5. In this appeal, learned Counsel for the appellant relying upon the decision reported in The Oriental Insurance Co. Limited v. Rajamani and Ors. (1991) 1 L.W. 635, contended that though under Ex. B-1, a policy in respect of the vehicle involved in the accident has been issued by the appellant in favour of the 4th respondent effective from 26.9.1979 till 25.9.1990, yet by reason of the admitted transfer of the vehicle by the 4th respondent in favour of the 3rd respondent in this appeal on 24.12.1979, the policy lapsed, and the reafter, there was no liability cast on the Insurance Company to make good any loss in respect of that period. It was also further pointed out that the subsequent policy issued by the appellant on 29.2.1980 was effective only from 29.2.1980 and not earlier, and the before, on the date when the accident took place on 20.2.1980, there was no policy at all covering the vehicle to make the Insurance Company liable. Learned Counsel for the appellant is certainly well-founded in this contention. It is seen from Ex. B-1 Insurance Policy that it was effective between 26.9.1979 and 25.9.1980. In paragraph 7 of the award of the Tribunal, it is stated that on 24.12.1979, the vehicle involved in the accident had been transferred by the 4th respondent in whose favour Ex. B-1 had been issued, to the 3rd respondent. However, this transfer was not notified to the appellant-Insurance Company till 29.2.1980 i.e., about nine days after the accident had taken place. Thus, on the date on which the accident took place, possession of the lorry was with the 4th respondent had already been transferred to the 3rd respondent and neither the 4th respondent, nor the 3rd respondent had intimated the insurance Company about the transfer of the vehicle involved in the accident and made a request for the transfer of the Insurance Policy also, in favour of the 3rd respondent. Under these circumstances, the principle laid down in the decision reported in The Oriental Insurance Co. Limited v. Rajamani and Ors. (1991) 1 L.W. 635, would clearly stand attracted so that the appellant-Insurance Company is well within its right in contending that the policy had lapsed, and the before, no liability could be fastened upon it for payment of compensation to the 1st respondent in respect of the accident.
6. No objection was taken by any of the parties to the quantum of compensation awarded.
7. The result is this C.M.A. is allowed, and the award of the Tribunal in so far as it is against the appellant-Insurance Company is set aside and there will be a modified award in favour of the 1st respondent against respondents 3 and 4 and the 1st respondent will be entitled to recover a sum of Rs. 33,600 from the respondents 3 and 4. There will be no order as to costs.

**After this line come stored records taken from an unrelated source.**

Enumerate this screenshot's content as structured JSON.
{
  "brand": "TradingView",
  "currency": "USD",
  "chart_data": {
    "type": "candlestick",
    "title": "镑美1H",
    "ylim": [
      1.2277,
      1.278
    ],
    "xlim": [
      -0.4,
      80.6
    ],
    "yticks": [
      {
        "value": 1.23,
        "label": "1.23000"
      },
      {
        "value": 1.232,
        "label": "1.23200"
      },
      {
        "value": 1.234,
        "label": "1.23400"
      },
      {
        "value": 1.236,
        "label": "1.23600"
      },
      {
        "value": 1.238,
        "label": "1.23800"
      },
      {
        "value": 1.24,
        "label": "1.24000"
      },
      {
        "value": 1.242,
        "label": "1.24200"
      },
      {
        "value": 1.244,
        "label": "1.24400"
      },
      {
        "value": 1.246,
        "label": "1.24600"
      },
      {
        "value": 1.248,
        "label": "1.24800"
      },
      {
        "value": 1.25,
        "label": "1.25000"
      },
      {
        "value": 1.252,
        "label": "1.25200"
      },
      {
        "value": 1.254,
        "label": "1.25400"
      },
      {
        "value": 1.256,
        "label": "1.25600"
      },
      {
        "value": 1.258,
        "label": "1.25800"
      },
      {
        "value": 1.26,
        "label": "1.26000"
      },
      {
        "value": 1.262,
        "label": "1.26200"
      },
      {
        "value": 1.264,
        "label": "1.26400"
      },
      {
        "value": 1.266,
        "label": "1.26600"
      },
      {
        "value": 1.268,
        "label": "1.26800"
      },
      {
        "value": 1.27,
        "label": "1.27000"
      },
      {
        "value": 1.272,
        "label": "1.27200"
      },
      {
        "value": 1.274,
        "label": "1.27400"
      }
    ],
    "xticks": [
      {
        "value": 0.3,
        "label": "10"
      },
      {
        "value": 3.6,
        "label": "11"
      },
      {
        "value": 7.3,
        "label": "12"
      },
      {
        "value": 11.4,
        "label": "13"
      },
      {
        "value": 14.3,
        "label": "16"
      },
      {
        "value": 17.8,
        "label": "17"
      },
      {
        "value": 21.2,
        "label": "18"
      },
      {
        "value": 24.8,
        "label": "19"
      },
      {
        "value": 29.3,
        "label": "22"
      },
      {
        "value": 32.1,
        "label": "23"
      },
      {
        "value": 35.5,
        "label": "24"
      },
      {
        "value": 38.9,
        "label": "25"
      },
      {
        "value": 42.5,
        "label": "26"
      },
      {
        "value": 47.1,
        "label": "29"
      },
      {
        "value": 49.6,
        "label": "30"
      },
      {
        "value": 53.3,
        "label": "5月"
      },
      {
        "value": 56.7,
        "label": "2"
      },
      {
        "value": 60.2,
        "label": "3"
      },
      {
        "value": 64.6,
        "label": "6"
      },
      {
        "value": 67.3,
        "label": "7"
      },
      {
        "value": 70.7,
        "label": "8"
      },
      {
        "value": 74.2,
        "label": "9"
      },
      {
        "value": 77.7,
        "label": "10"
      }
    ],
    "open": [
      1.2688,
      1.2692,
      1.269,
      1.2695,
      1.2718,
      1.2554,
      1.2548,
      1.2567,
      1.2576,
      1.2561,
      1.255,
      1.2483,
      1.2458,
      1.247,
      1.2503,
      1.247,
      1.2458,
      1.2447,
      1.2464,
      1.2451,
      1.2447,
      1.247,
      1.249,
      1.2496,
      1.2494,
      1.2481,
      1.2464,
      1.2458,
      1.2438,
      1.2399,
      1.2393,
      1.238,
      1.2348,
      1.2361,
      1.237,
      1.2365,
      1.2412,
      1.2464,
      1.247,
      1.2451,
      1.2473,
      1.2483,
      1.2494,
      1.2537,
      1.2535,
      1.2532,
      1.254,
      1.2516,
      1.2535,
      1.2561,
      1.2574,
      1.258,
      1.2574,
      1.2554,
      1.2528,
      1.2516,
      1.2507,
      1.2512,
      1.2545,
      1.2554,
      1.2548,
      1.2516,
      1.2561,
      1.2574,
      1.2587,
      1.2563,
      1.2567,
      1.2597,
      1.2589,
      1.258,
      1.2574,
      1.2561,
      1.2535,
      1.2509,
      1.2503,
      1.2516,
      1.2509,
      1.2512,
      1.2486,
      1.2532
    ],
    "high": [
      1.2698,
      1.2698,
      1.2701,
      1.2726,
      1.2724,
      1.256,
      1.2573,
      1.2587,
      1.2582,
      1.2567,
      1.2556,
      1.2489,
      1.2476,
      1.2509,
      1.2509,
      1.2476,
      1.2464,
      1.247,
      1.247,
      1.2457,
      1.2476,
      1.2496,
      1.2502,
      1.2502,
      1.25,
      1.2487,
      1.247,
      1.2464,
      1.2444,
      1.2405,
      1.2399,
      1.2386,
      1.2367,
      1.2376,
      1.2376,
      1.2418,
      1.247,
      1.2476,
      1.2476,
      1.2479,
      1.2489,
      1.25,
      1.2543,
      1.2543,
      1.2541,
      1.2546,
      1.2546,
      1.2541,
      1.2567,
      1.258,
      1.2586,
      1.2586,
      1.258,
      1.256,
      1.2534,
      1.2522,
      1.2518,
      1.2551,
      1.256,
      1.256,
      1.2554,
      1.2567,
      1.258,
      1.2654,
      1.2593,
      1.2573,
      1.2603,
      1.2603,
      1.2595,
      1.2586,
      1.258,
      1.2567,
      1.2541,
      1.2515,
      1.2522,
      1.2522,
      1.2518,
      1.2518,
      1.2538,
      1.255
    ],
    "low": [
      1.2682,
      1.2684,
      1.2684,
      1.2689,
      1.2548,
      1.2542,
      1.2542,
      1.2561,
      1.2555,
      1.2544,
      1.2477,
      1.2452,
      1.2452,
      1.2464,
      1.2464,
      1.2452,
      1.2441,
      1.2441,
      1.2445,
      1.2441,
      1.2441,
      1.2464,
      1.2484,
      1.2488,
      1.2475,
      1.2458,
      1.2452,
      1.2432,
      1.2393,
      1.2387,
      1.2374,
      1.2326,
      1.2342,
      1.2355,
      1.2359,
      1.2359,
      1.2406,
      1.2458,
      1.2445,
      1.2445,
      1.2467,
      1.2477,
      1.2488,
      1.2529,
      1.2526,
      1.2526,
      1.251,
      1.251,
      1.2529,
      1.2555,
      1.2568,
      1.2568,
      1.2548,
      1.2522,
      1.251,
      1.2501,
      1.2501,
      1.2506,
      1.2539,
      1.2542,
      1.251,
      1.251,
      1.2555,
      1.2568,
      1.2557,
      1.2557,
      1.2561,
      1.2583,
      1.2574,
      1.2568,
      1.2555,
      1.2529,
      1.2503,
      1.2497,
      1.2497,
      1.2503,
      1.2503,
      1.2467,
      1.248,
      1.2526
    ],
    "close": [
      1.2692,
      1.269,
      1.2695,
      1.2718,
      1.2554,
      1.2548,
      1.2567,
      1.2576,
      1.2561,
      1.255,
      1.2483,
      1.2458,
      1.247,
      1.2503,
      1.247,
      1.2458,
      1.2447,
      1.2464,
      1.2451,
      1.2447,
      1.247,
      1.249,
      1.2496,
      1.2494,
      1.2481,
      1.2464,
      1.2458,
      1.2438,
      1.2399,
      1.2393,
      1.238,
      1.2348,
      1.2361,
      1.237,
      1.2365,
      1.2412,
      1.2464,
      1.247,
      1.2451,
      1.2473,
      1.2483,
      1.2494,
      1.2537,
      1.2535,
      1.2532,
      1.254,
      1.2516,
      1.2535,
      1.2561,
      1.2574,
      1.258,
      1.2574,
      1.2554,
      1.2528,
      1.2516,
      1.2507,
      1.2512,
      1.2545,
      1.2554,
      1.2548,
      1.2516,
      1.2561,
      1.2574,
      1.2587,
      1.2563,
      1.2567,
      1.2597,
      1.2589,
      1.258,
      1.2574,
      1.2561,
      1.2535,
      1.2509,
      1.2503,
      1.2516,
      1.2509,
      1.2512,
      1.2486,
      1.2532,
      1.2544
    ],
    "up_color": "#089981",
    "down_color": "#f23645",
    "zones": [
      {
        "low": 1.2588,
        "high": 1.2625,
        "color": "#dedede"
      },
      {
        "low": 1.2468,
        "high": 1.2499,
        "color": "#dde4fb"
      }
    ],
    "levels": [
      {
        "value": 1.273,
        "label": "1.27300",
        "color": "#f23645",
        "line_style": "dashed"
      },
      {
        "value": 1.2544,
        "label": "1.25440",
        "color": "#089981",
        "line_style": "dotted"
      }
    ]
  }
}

8. If, during the pendency of the appeal the appellant-Insurance Company had deposited the amount pursuant to the award of the Tribunal, to the credit of M.O.P. No. 190 of 1980, or if this amount had also been withdrawn by the 1st respondent, in view of the order now passed, the appellant-Insurance Company will be entitled to get back the amount if deposited or paid out.